After Israel orchestrated massacres of Palestinians in the Sabra and Shatila refugee camps in Lebanon in 1982, Hedy became increasingly passionate and committed to supporting the Palestinian people’s struggle. Beginning in 2003, she traveled several times to the West Bank with the International Solidarity Movement. In Israel, she was tear-gassed by police while demonstrating against the Israeli occupation and suffered damage to her hearing when sound bombs went off.

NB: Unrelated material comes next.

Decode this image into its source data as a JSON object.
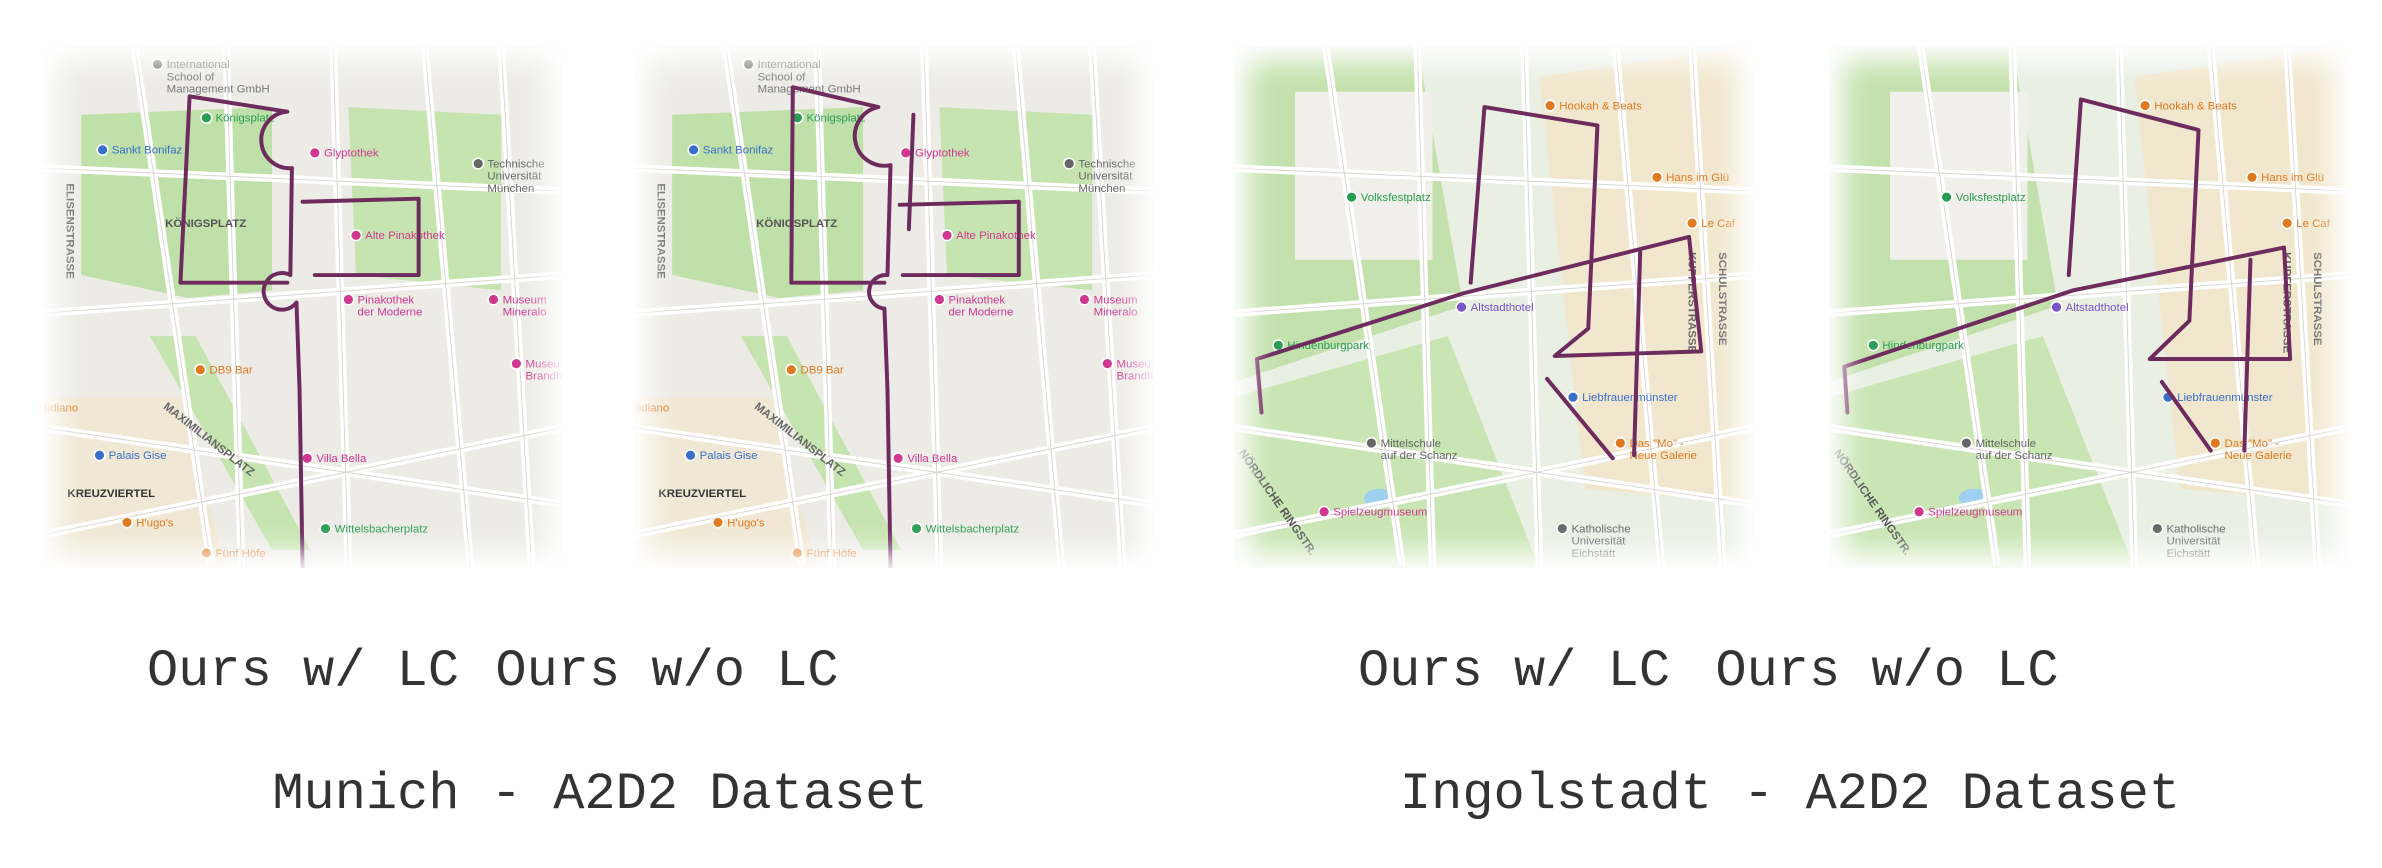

In 2009, in the aftermath of a months-long Israeli slaughter of the Palestinian people in Gaza, Hedy joined the Gaza Freedom March. This was an attempt to go beyond efforts to deliver humanitarian supplies to Gaza, and to physically break the blockade on land by marching across the border from Egypt into Gaza. Under direct instructions from the U.S. Embassy in Cairo to the Mubarak regime that ruled Egypt, the Gaza Freedom Marchers were prevented from getting to the Egypt-Gaza border crossing, and repeatedly and violently attacked by Egyptian police. Hedy was on the front lines of protests in Cairo—a tiny, frail, but fearless fighter. She led a group of protesters who declared a hunger strike in Cairo, demanding the authorities allow the Freedom March to get to the border. When Egyptian authorities shut down transportation to the border, the Gaza Freedom March took place in the streets of Cairo just outside Tahrir Square.

90-year-old Holocaust survivor Hedy Epstein—an activist in resisting Israel’s crimes against the Palestinian people—was arrested with eight others in St. Louis in August 2014. She was opposing the deployment of the Missouri National Guard to suppress protests demanding justice for Michael Brown – a Black man murdered by police in nearby Ferguson, Missouri. Photo: Steven Hsieh

When Black youth and others rose up in fierce rebellion in Ferguson, Missouri, after the police murder of Michael Brown, Hedy joined a sit-in outside the office of Missouri governor Jay Nixon in her home town of St. Louis. The sit-in demanded an end to police repression of the uprising, and protested the governor’s decision to deploy the National Guard to further clamp down on protest. At age 90, Hedy Epstein was handcuffed, taken to a nearby substation and charged with “failure to disperse.”

Hedy was an unassuming person who didn’t see the struggle against oppression as being about her, or that her experience as a Holocaust survivor in-and-of-itself imbued her with some special privilege—despite the terrible personal loss and sacrifice that had meant for her and her family. But in a world where the grossest, most obscene and unjust oppression is “justified” by invoking the Holocaust, she didn’t hesitate to invoke whatever “right to speak” is associated with being a Holocaust survivor to speak out, and put her body on the line, against ALL injustice, including Israel’s crimes—backed by the U.S.—against the Palestinian people.